Daniel Birnbaum, directeur de la Biennale de Venise 2009

« L’art a d’autres temporalités que la pop music »

Par Philippe Régnier · Le Journal des Arts

Le 15 avril 2009 - 1525 mots

Né à Stockholm en 1963, Daniel Birnbaum est le directeur pour les arts visuels de la prochaine Biennale de Venise, qui ouvrira ses portes le 7 juin. Il est depuis 2001 recteur de l’école d’art Städelschule à Francfort-sur-le-Main en Allemagne. Philosophe et critique d’art, il a été l’un des commissaires de l’exposition « Airs de Paris » au Centre Pompidou en 2007. Daniel Birnbaum commente l’actualité.
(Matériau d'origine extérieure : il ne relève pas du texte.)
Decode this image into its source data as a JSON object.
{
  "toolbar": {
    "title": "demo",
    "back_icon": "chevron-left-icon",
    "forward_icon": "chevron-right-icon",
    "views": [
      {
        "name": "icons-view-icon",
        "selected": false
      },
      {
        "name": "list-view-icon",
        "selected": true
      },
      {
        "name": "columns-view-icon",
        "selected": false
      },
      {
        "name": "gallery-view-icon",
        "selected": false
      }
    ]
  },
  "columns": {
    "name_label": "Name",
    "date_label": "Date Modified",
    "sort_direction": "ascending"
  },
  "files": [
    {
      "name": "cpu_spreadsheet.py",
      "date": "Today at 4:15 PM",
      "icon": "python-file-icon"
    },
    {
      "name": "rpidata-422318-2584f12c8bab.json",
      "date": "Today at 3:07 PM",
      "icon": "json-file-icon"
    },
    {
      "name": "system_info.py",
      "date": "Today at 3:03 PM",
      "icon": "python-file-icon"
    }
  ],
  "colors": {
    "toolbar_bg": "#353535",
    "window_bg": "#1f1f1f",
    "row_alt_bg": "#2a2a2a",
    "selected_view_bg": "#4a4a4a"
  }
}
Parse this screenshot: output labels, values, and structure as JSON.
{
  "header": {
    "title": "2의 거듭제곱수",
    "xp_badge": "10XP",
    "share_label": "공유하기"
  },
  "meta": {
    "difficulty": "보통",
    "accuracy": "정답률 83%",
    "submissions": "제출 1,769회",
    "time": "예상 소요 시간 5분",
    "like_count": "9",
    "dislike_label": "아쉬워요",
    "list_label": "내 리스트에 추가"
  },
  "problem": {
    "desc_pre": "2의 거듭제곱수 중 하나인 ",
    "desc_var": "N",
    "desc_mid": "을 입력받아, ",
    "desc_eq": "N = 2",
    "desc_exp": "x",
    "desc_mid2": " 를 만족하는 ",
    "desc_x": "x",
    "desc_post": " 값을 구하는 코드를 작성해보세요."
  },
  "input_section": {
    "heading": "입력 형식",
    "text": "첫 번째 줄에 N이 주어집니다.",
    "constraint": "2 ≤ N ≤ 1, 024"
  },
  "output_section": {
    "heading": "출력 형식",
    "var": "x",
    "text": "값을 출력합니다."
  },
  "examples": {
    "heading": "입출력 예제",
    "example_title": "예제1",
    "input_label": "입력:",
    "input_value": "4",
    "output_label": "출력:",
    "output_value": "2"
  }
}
Pourquoi avez-vous choisi le titre « Construire des mondes » pour la prochaine édition de la Biennale de Venise ?
Cela vient de l’idée de faire, de produire des choses, de voir la Biennale de Venise comme un lieu de promotion de nouvelles productions. Le sens est différent suivant les langues. « Construire le monde » a un sens technique, architectural. « Making Worlds », en anglais, a un côté artisanal. Il s’agit de placer l’exposition du côté où les choses peuvent être faites. La Biennale n’est pas un musée, et ces derniers peuvent beaucoup mieux présenter de très beaux chefs-d’œuvre. Le titre d’une grande exposition comme celle-là doit toujours pouvoir être utilisé comme point de départ pour le plus grand nombre de pavillons nationaux. Il doit donc être généreux. Dans l’histoire de la biennale, il y a eu beaucoup de titres comme « Dreams and Conflicts, viewer dictatorship ». Mais j’aime « Construire des mondes » parce qu’un philosophe américain, Nelson Goodman, a écrit un livre qui s’intitule Ways of Worldmaking (1). Il a été un point de départ pour ma réflexion parce que nous voulions être plus généreux. La traduction que nous avons choisie pour chaque langue laisse passer une certaine ambiguïté avec un titre qui peut être très technique, ou plus téléologique. Cela reflète mon idée de ce que Venise pourrait être, c’est-à-dire un lieu pas facile mais très beau où l’on peut faire des choses spéciales. La Biennale de Venise a été conçue par le passé de manière très différente. En 2007, elle était très classique avec l’Arsenal transformé en couloir blanc, à la manière d’un espace institutionnel. Nous ne ferons rien de ce genre cette année. Nous n’avons pas de scénographe qui unifiera l’ensemble. Chaque artiste disposera de son propre espace. Nous verrons si cela marche. C’est très difficile. Nous n’allons pas nous étendre même si nous bénéficions d’un nouveau site, le cloître des Vierges, un lieu incroyablement romantique.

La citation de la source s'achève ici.